The Reserve Bank of India (RBI) seems to have somewhat underplayed the Syndicate Bank scam as a one-off incident. At least, that is the sense one gets looking at the comments of Raghuram Rajan on the matter at a presser that followed the monetary policy announcement on Tuesday.
The governor cautioned that one shouldn’t extrapolate the matter to other public sector banks.
“I would emphasise that one should not extrapolate this to the entire public sector banking system and assume that all the problems in the public sector banks are because of criminality rather than other factors,” Rajan said.
He’s right.
Not all the problems in the public sector banks are because of criminality factor, but some are.
The RBI must acknowledge that besides the two much talked about problems that have led to the current bad loan pile-prolonged economic slowdown and severe delays in project clearances-interested party lending too has played a critical role.
This could partly explain the ballooning pile of bad loans from corporate loans. Not all cases can be linked to the first two reasons. Given that, a failure to learn a lesson from the Syndicate Bank episode and foresee similar potential problems in other government banks will be a huge mistake, and a costly one.
The RBI has initiated a probe into the developments that began with the arrest of Syndicate Bank chairman S K Jain by the Central Bureau of Investigation (CBI) over the week-end. Jain allegedly accepted bribe from a few companies to classify their non-performing loans as performing.
At the RBI policy press conference, Rajan admitted that the Syndicate Bank episode raises troubling issues.
“So when there is banker judgment, you have to be careful about what genuine banker judgement is and what not-genuine judgment is,” he said.
The question is who should decide what is genuine and what is non-genuine in a financial system, where nothing happens right without regulatory pressure.
The fundamental factors that could lead to Syndicate Bank-like instances in other government banks are these:
**Credit appraisal, pricing and asset category classification:**Under current norms, credit decisions on large value loans at state-run banks are being taken by the credit committees headed by chairman of that bank.
Members of these committees typically include executive directors and general managers. If the board permits, the chairmen of these banks can sanction up to Rs 50 crore loans upon his personal discretion. Even for large value loans, say Rs 500 crore and above, where an apex credit committee typically takes a call, the decision of the panel gets significantly influenced by the chairman.
“Even though all the members are equally accountable, no one will typically have the courage to say no to a proposal, which is verbally okayed by the chairman,” said a senior banking industry official, on condition of anonymity.
“The corporate governance structure of state-run banks is weak,” said another banker, who recently retired from a large public sector bank. “There are chances that issues similar (to Syndicate Bank) can happen in other banks as well,” the banker said.
The members of the credit committees must be empowered to question the credit decisions of the chairman. Also, the representatives of government and the central bank on the boards of state-run banks should play a critical role in ensuring that norms are followed for the sanctioning of every high value loan.
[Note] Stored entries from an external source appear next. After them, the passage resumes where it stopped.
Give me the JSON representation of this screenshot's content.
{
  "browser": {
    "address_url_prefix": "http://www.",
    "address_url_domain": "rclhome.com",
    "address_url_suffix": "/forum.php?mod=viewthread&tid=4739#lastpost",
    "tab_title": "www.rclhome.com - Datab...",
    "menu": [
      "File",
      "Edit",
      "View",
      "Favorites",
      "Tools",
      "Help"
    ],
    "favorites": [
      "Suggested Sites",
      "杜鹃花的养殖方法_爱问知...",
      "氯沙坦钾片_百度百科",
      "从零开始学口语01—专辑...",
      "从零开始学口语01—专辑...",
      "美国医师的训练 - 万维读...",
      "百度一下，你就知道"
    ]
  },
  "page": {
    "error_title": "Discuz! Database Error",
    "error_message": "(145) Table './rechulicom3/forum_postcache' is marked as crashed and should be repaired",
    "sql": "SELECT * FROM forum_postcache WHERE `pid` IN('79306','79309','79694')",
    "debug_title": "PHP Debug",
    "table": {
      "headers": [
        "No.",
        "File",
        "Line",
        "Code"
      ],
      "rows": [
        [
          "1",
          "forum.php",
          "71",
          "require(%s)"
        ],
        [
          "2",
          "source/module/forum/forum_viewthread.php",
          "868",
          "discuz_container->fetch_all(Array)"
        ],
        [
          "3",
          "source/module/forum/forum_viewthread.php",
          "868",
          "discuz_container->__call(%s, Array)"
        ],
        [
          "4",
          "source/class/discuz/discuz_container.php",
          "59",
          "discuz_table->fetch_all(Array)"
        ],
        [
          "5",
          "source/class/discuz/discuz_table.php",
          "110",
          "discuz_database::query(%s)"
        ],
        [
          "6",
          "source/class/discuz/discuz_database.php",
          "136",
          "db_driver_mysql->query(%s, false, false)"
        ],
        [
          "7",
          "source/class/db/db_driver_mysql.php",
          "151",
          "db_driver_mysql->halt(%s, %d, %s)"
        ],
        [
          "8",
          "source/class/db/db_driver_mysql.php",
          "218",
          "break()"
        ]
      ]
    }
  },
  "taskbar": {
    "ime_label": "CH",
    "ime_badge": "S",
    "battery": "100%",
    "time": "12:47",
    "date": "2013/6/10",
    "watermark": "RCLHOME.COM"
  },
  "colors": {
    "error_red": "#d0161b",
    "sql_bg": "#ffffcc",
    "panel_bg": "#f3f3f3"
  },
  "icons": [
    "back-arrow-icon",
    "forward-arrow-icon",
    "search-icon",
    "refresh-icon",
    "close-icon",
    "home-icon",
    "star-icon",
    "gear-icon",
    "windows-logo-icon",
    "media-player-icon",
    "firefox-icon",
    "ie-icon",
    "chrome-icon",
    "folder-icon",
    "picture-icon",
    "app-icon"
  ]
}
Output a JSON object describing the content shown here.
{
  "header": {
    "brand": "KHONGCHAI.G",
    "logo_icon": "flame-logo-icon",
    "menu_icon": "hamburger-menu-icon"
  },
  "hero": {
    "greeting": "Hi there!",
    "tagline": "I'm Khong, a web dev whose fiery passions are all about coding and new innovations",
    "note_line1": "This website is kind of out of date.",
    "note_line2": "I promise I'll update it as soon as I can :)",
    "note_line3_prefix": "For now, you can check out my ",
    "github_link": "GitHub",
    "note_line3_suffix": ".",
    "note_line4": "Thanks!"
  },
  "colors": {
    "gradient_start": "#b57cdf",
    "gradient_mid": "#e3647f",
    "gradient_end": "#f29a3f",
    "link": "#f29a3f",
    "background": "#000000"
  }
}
The role of middlemen in the disbursal of corporate loans: The role of the middlemen in high value transactions is another reason why bank money is often directed to companies which do not necessarily comply with the eligibility criteria. In state-run banks, middlemen take active role on two fronts: at the time of high profile appointments and when large value loans are to be disbursed to shady companies.
Being the regulator of banks, Rajan can of course have his say on the appointment process of top executives at state-run banks in the backdrop of the Syndicate Bank scam. This can be done only by overhauling the system of appointing chairmen at public sector banks. The process should be left to a professional agency unlike the current practice of finance ministry short-listing candidates.
Widening gap in the compensation levels of private and government banks: During Subbarao’s regime, the RBI has pitched for higher salaries of executives at state-run banks at par with their counterparts in private sector. In the past, Rajan himself has highlighted the issue of government banks losing out talent to private banks due to poor compensation. But the gap still exists.
There is a huge difference between the compensation levels of executives at the same ranks in public sector and private sector and this, often encourages employees at government banks to go for unlawful means to make quick money.
With his much progressive steps and clear intent, Rajan has until now given an impression that he means business. It is high time that he takes steps to address the three key issues discussed above, for as writer and philosopher George Santayana once said, “Those who cannot remember the past are condemned to repeat it.”